Getting sick in the first month of the school year is one of the “joys” of teaching. It happens to a lot of us: students pile into your room, they cough, they sneeze, they expel germs every which way. In the past, that was just part of the job, but this year it’s become something else entirely. Now we need to worry about students bringing a sickness in with them that you might not recover from. Teaching is hard enough without having to dodge germs like a ninja all day.

13. Planning to be your own substitute teacher 

As many administrations have told us, one of the “joys” of utilizing zoom is the ability to continue to meet with your class, even if you’re sick and laying in bed. As hard as this is to believe, many of us have been told to prepare to essentially become our own substitutes just in case we get sent home for a couple weeks (or longer). That means coming up with an extra set of plans that could be carried out while you’re coughing up a lung from the “comfort” of your very own home.

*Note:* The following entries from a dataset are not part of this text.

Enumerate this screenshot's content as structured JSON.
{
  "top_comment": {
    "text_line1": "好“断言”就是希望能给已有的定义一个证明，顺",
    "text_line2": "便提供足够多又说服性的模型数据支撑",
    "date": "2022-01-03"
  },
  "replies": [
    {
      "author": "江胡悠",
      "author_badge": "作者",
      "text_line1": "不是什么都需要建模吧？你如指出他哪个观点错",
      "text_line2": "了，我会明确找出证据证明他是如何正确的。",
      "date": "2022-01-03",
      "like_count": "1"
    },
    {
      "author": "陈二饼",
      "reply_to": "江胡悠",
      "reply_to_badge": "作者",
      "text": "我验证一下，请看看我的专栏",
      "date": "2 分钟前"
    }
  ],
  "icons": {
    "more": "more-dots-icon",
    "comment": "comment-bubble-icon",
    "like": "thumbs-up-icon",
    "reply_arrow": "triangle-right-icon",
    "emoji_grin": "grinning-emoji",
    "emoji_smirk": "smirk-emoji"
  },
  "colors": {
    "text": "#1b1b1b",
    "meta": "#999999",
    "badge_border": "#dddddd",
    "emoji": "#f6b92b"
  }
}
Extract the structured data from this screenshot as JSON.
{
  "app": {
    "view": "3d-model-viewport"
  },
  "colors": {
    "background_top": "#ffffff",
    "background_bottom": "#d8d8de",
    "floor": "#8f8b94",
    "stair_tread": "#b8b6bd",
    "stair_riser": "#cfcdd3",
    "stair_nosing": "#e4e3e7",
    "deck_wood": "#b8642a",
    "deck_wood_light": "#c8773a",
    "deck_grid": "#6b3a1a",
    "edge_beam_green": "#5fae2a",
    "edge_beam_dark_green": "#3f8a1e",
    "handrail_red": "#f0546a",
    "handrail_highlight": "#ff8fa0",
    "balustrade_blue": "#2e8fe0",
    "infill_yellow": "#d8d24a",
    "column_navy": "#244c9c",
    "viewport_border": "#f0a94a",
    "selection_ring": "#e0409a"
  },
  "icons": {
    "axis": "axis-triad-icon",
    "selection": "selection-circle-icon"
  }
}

14. Preparing for every conceivable disaster scenario  

As we got closer to the start of this school year it became pretty obvious that no one had a clue what was going to happen. And because of that, we all had to spend a lot of time worrying and planning for anything that could potentially happen. We all had to sit down and plan for situations like, what if a student shows COVID symptoms in the middle of class? What if students refuse to wear their masks? What if you test positive? What if an entire class tests positive? These were questions we all had to answer for ourselves because no one was answering them for us.

15. Being an emotional rock for your students during the most turbulent time in their life

It’s easy to forget sometimes that our students are… kids. They’ve never gone through anything like this before (granted, neither have we), so you can imagine they’re scared, worried and concerned… just like us. Thankfully for them, they have us to lean on and talk to. Teachers however aren’t so lucky. We have to be there for our students to keep them from falling apart, while at the same time keeping ourselves from doing the same thing. 

That is one tricky balancing act that may leave our already-full plates crashing to the floor.